Twice lately I have had the best taste reward with just a simple soup.

At the end of August I again was asked by Young Lewisham to cook for them at the 'Dawn to Dusk' 24 hour enduro high in the Breacon Beacons. A ridiculous event for even more ridiculous off road riders and marshaled by a fine bunch of people from as far and wide as Brockley Rise and Perry Vale to the Yorkshire Moors.

Cooking is always tough and pleasing this diverse bunch is a balancing act not far removed from negotiating the wooded trails at 2am, though I don't get that muddy in the mess tent, at least not this year. Sunday is always a dinner of slow cooked beef and mash but for lunch I went for a straight forward, and I have to say, simple, Onion Soup. That is onions and not a lot else beyond water.

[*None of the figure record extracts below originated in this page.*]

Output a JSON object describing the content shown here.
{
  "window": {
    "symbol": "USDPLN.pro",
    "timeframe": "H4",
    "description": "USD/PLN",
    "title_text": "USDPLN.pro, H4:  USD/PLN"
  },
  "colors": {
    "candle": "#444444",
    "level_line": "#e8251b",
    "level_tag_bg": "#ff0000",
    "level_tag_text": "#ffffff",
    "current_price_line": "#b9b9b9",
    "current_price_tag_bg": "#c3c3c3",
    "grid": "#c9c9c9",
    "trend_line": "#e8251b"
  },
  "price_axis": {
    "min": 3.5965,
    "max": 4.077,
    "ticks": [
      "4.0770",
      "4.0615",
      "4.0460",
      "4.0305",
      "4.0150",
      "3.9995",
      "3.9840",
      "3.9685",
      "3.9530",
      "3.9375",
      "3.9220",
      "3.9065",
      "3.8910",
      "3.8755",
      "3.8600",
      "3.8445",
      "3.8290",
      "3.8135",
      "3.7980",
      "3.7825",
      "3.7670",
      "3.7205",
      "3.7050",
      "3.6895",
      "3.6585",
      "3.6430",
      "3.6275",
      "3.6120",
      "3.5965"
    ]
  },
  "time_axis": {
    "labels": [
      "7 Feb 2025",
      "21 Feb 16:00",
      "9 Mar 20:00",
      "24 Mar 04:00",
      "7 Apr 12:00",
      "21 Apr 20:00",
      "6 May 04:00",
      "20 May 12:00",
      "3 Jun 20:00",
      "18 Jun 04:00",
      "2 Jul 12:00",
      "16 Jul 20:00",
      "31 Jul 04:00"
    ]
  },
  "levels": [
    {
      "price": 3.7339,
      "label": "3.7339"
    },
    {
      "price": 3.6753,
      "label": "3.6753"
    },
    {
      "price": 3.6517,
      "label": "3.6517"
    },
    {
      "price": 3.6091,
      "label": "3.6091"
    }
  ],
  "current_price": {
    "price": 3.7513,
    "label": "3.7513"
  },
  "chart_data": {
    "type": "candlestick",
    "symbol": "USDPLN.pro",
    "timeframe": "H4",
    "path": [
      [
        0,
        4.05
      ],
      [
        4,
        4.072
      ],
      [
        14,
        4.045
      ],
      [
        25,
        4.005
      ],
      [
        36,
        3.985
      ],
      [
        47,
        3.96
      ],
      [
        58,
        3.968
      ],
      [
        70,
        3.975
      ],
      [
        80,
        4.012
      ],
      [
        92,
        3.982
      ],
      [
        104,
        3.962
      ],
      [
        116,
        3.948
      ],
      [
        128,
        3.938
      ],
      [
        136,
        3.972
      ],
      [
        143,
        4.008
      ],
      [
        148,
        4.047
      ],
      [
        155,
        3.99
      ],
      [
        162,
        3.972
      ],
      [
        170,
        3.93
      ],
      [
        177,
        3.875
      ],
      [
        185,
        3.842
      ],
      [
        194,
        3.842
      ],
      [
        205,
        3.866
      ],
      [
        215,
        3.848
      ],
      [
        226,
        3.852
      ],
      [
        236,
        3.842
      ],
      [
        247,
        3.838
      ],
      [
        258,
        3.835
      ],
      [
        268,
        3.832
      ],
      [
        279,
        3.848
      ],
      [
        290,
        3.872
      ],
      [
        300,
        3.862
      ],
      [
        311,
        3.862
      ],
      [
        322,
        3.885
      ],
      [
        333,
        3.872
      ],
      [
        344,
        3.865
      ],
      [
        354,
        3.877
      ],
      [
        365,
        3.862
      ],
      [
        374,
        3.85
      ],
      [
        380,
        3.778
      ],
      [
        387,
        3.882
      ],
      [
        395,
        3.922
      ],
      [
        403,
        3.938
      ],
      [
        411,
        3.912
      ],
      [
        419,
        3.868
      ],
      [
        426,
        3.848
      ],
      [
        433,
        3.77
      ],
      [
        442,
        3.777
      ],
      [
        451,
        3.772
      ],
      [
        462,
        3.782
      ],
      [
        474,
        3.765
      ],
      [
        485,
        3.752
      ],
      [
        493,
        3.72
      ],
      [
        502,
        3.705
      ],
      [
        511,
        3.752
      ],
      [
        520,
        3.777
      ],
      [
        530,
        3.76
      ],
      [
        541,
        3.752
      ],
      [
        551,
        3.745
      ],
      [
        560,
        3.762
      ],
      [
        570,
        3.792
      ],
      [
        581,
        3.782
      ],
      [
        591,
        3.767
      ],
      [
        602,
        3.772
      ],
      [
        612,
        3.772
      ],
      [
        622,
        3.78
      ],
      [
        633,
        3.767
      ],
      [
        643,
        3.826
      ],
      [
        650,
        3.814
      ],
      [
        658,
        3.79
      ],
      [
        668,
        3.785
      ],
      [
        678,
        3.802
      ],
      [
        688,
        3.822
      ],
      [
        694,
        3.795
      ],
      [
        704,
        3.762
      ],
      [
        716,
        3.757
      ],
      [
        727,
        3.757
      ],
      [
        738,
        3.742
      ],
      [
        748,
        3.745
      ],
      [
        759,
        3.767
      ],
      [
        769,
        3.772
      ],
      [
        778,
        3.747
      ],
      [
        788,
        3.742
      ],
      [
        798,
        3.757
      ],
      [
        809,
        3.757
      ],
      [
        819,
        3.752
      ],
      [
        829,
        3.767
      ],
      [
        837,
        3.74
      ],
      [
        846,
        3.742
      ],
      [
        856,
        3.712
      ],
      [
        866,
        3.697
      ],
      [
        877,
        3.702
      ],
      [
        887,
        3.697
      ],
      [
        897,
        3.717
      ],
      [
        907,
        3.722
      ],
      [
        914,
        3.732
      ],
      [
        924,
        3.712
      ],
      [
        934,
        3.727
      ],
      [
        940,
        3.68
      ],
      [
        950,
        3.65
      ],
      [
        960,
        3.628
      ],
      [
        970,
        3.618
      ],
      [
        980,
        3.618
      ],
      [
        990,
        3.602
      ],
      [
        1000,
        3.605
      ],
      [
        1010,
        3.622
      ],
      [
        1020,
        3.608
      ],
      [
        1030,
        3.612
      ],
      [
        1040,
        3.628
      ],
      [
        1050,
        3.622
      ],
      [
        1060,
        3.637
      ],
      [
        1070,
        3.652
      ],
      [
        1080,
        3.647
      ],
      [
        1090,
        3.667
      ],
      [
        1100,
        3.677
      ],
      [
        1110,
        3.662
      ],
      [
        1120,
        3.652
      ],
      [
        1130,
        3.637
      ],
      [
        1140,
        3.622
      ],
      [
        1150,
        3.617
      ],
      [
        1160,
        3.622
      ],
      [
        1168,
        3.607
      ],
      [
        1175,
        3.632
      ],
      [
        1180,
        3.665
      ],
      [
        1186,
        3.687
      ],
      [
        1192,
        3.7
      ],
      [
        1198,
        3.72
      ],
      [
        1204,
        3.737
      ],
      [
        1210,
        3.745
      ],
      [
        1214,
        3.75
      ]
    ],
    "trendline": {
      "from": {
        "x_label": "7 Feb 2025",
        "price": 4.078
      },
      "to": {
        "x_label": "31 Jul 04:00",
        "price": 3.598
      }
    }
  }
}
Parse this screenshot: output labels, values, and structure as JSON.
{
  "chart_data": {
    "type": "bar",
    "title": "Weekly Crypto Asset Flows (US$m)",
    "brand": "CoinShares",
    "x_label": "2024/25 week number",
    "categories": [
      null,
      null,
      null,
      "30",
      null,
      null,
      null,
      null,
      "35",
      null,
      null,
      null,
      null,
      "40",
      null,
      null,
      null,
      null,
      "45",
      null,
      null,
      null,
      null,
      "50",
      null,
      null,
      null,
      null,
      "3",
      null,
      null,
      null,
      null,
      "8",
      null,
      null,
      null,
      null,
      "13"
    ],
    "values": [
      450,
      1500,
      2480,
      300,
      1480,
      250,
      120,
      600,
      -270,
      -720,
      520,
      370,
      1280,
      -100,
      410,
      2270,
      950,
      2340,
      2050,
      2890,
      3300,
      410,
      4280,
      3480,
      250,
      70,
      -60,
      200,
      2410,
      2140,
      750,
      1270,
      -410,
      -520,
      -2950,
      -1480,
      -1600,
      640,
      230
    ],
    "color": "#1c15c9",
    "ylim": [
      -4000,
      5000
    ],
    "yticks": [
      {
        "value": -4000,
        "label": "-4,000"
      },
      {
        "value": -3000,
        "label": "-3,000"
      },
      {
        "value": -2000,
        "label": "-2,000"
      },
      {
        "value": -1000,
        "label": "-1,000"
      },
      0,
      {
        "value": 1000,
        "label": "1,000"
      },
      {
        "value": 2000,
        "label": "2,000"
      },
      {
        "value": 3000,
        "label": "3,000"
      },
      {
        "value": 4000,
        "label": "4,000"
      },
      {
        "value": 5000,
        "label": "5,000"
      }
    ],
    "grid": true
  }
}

Funny how people raved about it, an onion soup? I heard several comments that shocked me into thinking that sometimes the simplest may be the best. I heard mention Welsh Onion Soup and french onion soup and even had a young guy eating seconds after insisting on chips (yeh right, try McDonalds 30 miles back off the mountain). I don't think he likened it to anything he had ever tasted before, welsh, french or Lewisham.

This so called recipe is for tonight's treat, Butternut soup. It is not really a recipe at all, it is far too simple in my book.

Take a squash, trim and dice, fry with loads of onions until soft with a touch of cracked pepper to taste. When done mix in some full cream milk and blend.

The taste was fantastic. The milk was Hinxden Dairy full milk, the best I have tasted for some time and bought from my local shop. The squash from Aldi, two extremes in source. The onions I grew myself at the Communigrow plot. Even better was the sourdough loaf from E5 Bakery that I bartered for half dozen eggs and a few onions at the Jubilee Primary schools farmer's market in Stoke Newington.


If you don't know E5 Bakery take a train to Dalston and nip in for a peek. Last time I was there was with two of my all time heroes of permaculture, Angus Soutar and George Sobol and as with all such meetings it ended with the world a much better place than it seems, which of course it is.